Minister of Trade and Industry Leslie Miller said he is fully aware that a heated debate continues to rage on the question of whether LNG facilities should be established in the Bahamas. He assured the public that LNG industry experts scheduled to attend the meeting will be present next week to answer any questions. “The FNM was decent enough to cancel their rally so we decided to postpone our meeting our of respect for the PM. We’ll schedule another date, but tentatively it is for next week Thursday,” Mr Miller said.

Responding to recent remarks made in the press, Mr Miller challenged US anti-LNG lobbyists Tim and Hayden Riley, and local environmentalist Sam Duncombe to “refute the facts” that have been printed in the full page advertisements in local newspapers over the past few weeks.

“What country could have their whole economic life based on one sector? I was really disturbed that she (Mrs Duncombe) said that no industrial undertaking should be made in the Bahamas and that we should just be totally for tourism. She have to be crazy. We have to diversify and expand our economy so that Bahamians could get other jobs other than tourism related ones.

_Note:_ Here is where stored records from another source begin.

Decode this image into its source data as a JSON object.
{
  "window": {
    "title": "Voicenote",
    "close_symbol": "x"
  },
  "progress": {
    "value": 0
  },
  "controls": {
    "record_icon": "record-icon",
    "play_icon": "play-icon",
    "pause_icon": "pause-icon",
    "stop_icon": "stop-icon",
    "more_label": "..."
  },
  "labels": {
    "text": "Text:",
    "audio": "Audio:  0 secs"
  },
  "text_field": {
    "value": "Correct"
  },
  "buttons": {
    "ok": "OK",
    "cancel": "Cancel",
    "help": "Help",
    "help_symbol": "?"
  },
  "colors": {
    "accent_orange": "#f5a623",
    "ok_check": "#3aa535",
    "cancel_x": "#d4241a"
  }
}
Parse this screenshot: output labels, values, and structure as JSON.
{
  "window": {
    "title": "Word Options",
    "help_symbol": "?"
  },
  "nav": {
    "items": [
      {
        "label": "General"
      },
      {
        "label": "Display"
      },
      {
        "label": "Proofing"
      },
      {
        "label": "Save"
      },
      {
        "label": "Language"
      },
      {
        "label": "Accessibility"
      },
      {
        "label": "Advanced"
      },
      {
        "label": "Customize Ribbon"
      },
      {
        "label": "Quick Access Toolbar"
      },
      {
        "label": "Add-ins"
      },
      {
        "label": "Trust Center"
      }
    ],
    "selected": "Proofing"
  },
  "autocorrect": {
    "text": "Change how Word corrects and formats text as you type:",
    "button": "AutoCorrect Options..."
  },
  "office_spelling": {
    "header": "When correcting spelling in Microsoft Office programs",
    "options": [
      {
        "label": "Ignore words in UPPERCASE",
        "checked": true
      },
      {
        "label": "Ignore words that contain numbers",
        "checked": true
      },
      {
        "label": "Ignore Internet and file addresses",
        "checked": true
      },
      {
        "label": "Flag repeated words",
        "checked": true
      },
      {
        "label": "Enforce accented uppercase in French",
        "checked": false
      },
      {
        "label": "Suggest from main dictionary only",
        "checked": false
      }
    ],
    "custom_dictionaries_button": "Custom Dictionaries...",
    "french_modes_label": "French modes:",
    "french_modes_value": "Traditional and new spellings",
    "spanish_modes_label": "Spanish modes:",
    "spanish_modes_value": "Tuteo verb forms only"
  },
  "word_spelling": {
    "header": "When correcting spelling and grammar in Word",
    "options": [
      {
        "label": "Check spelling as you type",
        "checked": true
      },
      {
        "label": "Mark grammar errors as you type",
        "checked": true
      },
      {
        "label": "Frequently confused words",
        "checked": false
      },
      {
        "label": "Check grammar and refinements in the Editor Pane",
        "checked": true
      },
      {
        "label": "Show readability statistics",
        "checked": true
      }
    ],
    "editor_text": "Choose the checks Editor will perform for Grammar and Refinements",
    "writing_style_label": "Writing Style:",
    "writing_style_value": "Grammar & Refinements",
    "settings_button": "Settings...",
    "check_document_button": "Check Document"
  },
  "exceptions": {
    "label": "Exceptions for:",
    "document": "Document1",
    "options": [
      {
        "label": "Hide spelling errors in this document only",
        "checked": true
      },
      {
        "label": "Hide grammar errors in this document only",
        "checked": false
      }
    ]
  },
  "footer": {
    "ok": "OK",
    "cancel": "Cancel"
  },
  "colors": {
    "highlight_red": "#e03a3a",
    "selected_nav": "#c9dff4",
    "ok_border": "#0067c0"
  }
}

“I want to challenge her and that Riley group to refute any of the facts in our advertisement in regard to LNG being safe for the Bahamas. I want them to refute an iota in the full page ad, on any of the facts listed by the BEST Commission and the Ministry of Health, and Trade and Industry,” Miller added.

He said that instead of bringing facts to the debate as the pro LNG lobby has, those against the proposals bring “nothing that can stand the light of day.” Mr Miller said that he was bothered, not as a minister, but as a Bahamian, about how “some of these activists” views are being accepted on conjecture, untruths, and foolishness.